2013'ün ilk romanını okudum. Ian McEwan'ın son romanı 'Sweet Tooth'u yaklaşık bir haftada okudum. McEwan çok beğendiğim bir yazar. Onunla ilk 'Atonement-Kefaret' filmiyle tanışmıştım. Filmi çok beğenip, 'Film güzelse, kitap çok daha iyidir' diye düşünüp, kitabı okudum. Gerçekten incelikli, acıklı bir aşk romanıydı. Sonundaki sürpriz de çok etkileyiciydi.




Kendini Arayan Casus

Ian McEwan'ın son romanı Sweet Tooth 2012 ortasında çıktı. 1970'lerde geçen romanın ana kahramanı Cambridge Matematik bölümü mezunu Serena Frome. Son derece güzel bir sarışın olan Serena, mezun olur olmaz   İngiliz Gizli Servisi MI5'ta  çalışmaya başlar.

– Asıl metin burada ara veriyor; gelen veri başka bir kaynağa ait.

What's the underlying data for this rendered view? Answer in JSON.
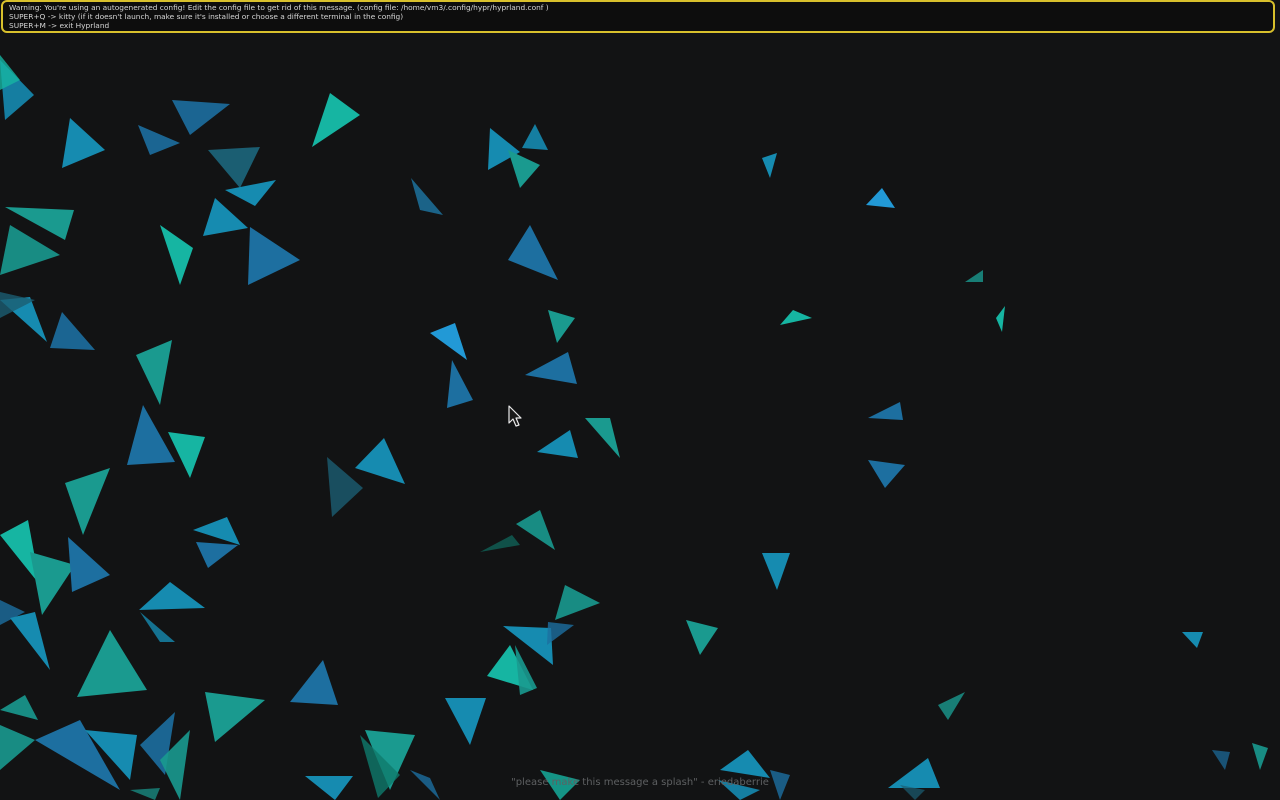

İlk gizli görevi ise Soğuk Savaş'ın kültürel yanıyla ilgilidir. CIA'nin Avrupa'da çok uyguladığı bir model olan sanatçıları el altından destekleme programının benzeri 'Sweet Tooth' adıyla İngiliz Gizli Servisi tarafından başlatılır. Serena da  gelecek vaad eden genç yazar Tom Haley ile bağlantıya geçer ve onu yazarlara maddi destek sağlayan programa katılmaya davet eder. Serena ve Haley arasında aşk doğar ve olaylar gelişir. Başta yavaş akan kitap sonra hızlanıyor ve finalde bizi büyük bir sürpriz bekliyor.



Gerçek Karakterler

McEwan kadın karakter yaratma ve işleme konusunda çok usta. Serena'nın zayıflıkları, kendinden hiç bir zaman emin olamaması, güzelliğinin ve yeteneklerinin farkına varamamasını bir erkeğin yazabilmesi çok etkileyici.

Kitapta pek çok önemli yan karakter var. Serena'nın ailesi dışında onun MI5 ile tanışmasına neden olan Tony Canning de önemli bir rolde. Beni kitapta en çok etkileyen hikayelerden biri Serena ve Tony'nin ilişkisi oldu. Çok acıklı.

Romanda McEwan'ın hayatından pek çok otobiyografik öğe var. Genç yazar Tom Haley McEwan'ın gençliğinden izler taşıyor.

Kitapta edebiyat ve yazarlar da çok önemli bir yer tutuyor. Kahramanlardan birinin yazar olması dışında Serena'nın okuma tutkusu, okumadan yapamaması ve kitap seçim karakteri de önemli. Serena kitaplarda kendini arıyor. O nedenle kadın karakter yoksa o kitabı beğenmiyor.

Sweet Tooth aşk, edebiyat, casus dünyası, kabul edilme, Soğuk Savaş ve 70'lerde kadın olmak üzerine çok şey söyleyen bir roman. Kitapta pek çok mini hikaye de var.  Karakterler yaşıyor ve kitap bittikten sonra da sizinle kalıyor. Edebiyatın süslü cümle kurmak değil hayat kurmak olduğunu bir daha ispatlıyor.

Çok beğendim ve tavsiye ederim. Zaten Hollywood da bu hikayeyi kaçırmaz bence. Bir kaç seneye filmini görürüz.